A shifting weave of memory, her gaze is intimate and penetrating. Painting surface is an important attribute in ’Gauri’s work which is achieved through intricate patterning and layering of the ground. The patterning of separate areas sets off these spaces, giving each its own depth and providing body to the visual text. Her images stem from their environment. These come to her by way of revelations - the specific context in which a woman would limit and define her significance. Considered or hieratic, almost arresting each has its own story to tell; one face seems shadowed with reverie. She animates her portraits with varied layers of slips and glazes. She reclaims these through trace and gesture, emblem and allusion that form a subterranean assembly.

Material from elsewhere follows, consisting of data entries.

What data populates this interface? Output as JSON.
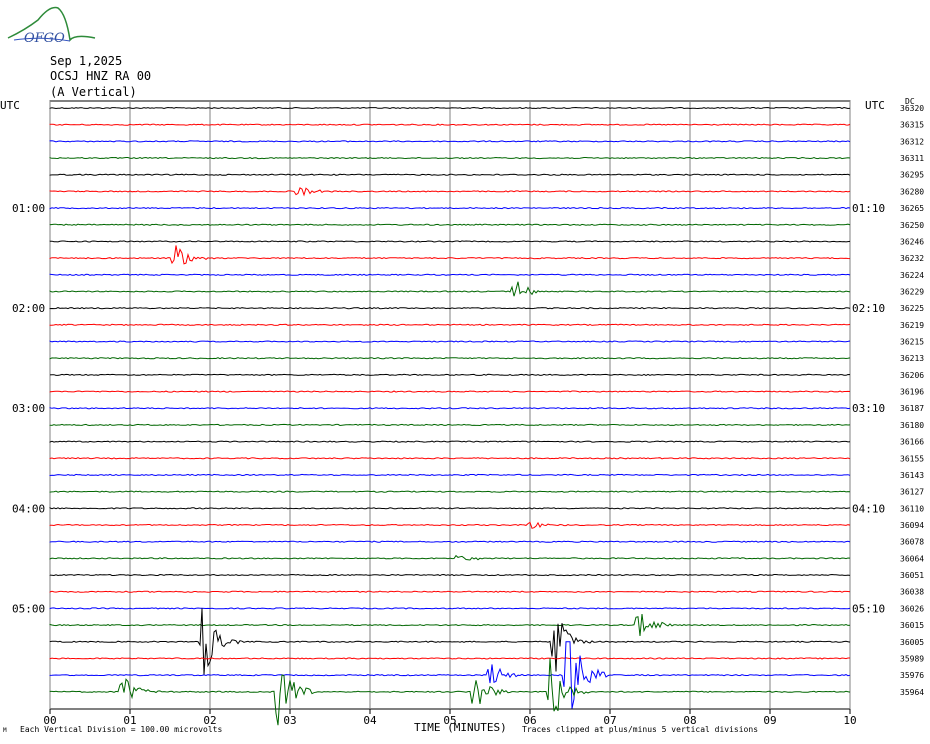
{
  "logo": {
    "text": "OFGO",
    "icon": "wave-logo-icon"
  },
  "header": {
    "date": "Sep 1,2025",
    "station": "OCSJ HNZ RA 00",
    "component": "(A Vertical)"
  },
  "utc_left": "UTC",
  "utc_right": "UTC",
  "dc_label": "DC",
  "footer": {
    "scale_note": "Each Vertical Division = 100.00 microvolts",
    "clip_note": "Traces clipped at plus/minus 5 vertical divisions",
    "corner_mark": "M"
  },
  "colors": {
    "black": "#000000",
    "red": "#ff0000",
    "blue": "#0000ff",
    "green": "#006600",
    "grid": "#808080"
  },
  "chart_data": {
    "type": "helicorder",
    "xlabel": "TIME (MINUTES)",
    "x_ticks": [
      "00",
      "01",
      "02",
      "03",
      "04",
      "05",
      "06",
      "07",
      "08",
      "09",
      "10"
    ],
    "xlim": [
      0,
      10
    ],
    "line_minutes": 10,
    "color_cycle": [
      "black",
      "red",
      "blue",
      "green"
    ],
    "left_hour_labels": [
      {
        "line": 6,
        "label": "01:00"
      },
      {
        "line": 12,
        "label": "02:00"
      },
      {
        "line": 18,
        "label": "03:00"
      },
      {
        "line": 24,
        "label": "04:00"
      },
      {
        "line": 30,
        "label": "05:00"
      }
    ],
    "right_hour_labels": [
      {
        "line": 6,
        "label": "01:10"
      },
      {
        "line": 12,
        "label": "02:10"
      },
      {
        "line": 18,
        "label": "03:10"
      },
      {
        "line": 24,
        "label": "04:10"
      },
      {
        "line": 30,
        "label": "05:10"
      }
    ],
    "dc_offsets": [
      36320,
      36315,
      36312,
      36311,
      36295,
      36280,
      36265,
      36250,
      36246,
      36232,
      36224,
      36229,
      36225,
      36219,
      36215,
      36213,
      36206,
      36196,
      36187,
      36180,
      36166,
      36155,
      36143,
      36127,
      36110,
      36094,
      36078,
      36064,
      36051,
      36038,
      36026,
      36015,
      36005,
      35989,
      35976,
      35964
    ],
    "events": [
      {
        "line": 5,
        "minute": 3.1,
        "amp": 0.4
      },
      {
        "line": 9,
        "minute": 1.55,
        "amp": 1.0
      },
      {
        "line": 11,
        "minute": 5.8,
        "amp": 1.0
      },
      {
        "line": 25,
        "minute": 6.0,
        "amp": 0.3
      },
      {
        "line": 27,
        "minute": 5.1,
        "amp": 0.4
      },
      {
        "line": 31,
        "minute": 7.35,
        "amp": 1.2
      },
      {
        "line": 32,
        "minute": 1.9,
        "amp": 3.0
      },
      {
        "line": 32,
        "minute": 6.3,
        "amp": 2.5
      },
      {
        "line": 34,
        "minute": 5.5,
        "amp": 1.0
      },
      {
        "line": 34,
        "minute": 6.45,
        "amp": 5.0
      },
      {
        "line": 35,
        "minute": 0.9,
        "amp": 1.2
      },
      {
        "line": 35,
        "minute": 2.85,
        "amp": 3.0
      },
      {
        "line": 35,
        "minute": 5.3,
        "amp": 1.5
      },
      {
        "line": 35,
        "minute": 6.25,
        "amp": 2.5
      }
    ]
  }
}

Irony, this time of the verbal kind, is also a tactic adopted by Kalipada Purkait in his depiction through his pencil and charcoal drawings on paper apart from his acrylics and oils on canvas. His works explore a contrast between two kinds of private pursuits. At the same time he rejects any pictorial superficiality and constructs where the existential meets the topical. The objects depicted by Purkait seem to cry out for captions and forces us to consider the materiality of the object and its metaphorical associations. He consciously lives in his times and wishes to engage with historical events rather than withdraw from them. He depicts them with extreme sensitivity in oils and acrylics, also through his drawings and accentuates to the level of photographic realism. His works are like journals that rally between public and private meanings.
In the communication of both the existential and the common, creativity remains a primary vehicle due chiefly to its protean, questioning qualities. If the paintings here, as they speak beyond the frame, point us in this direction, we could do worse than look afresh at enquiries of the aesthetic.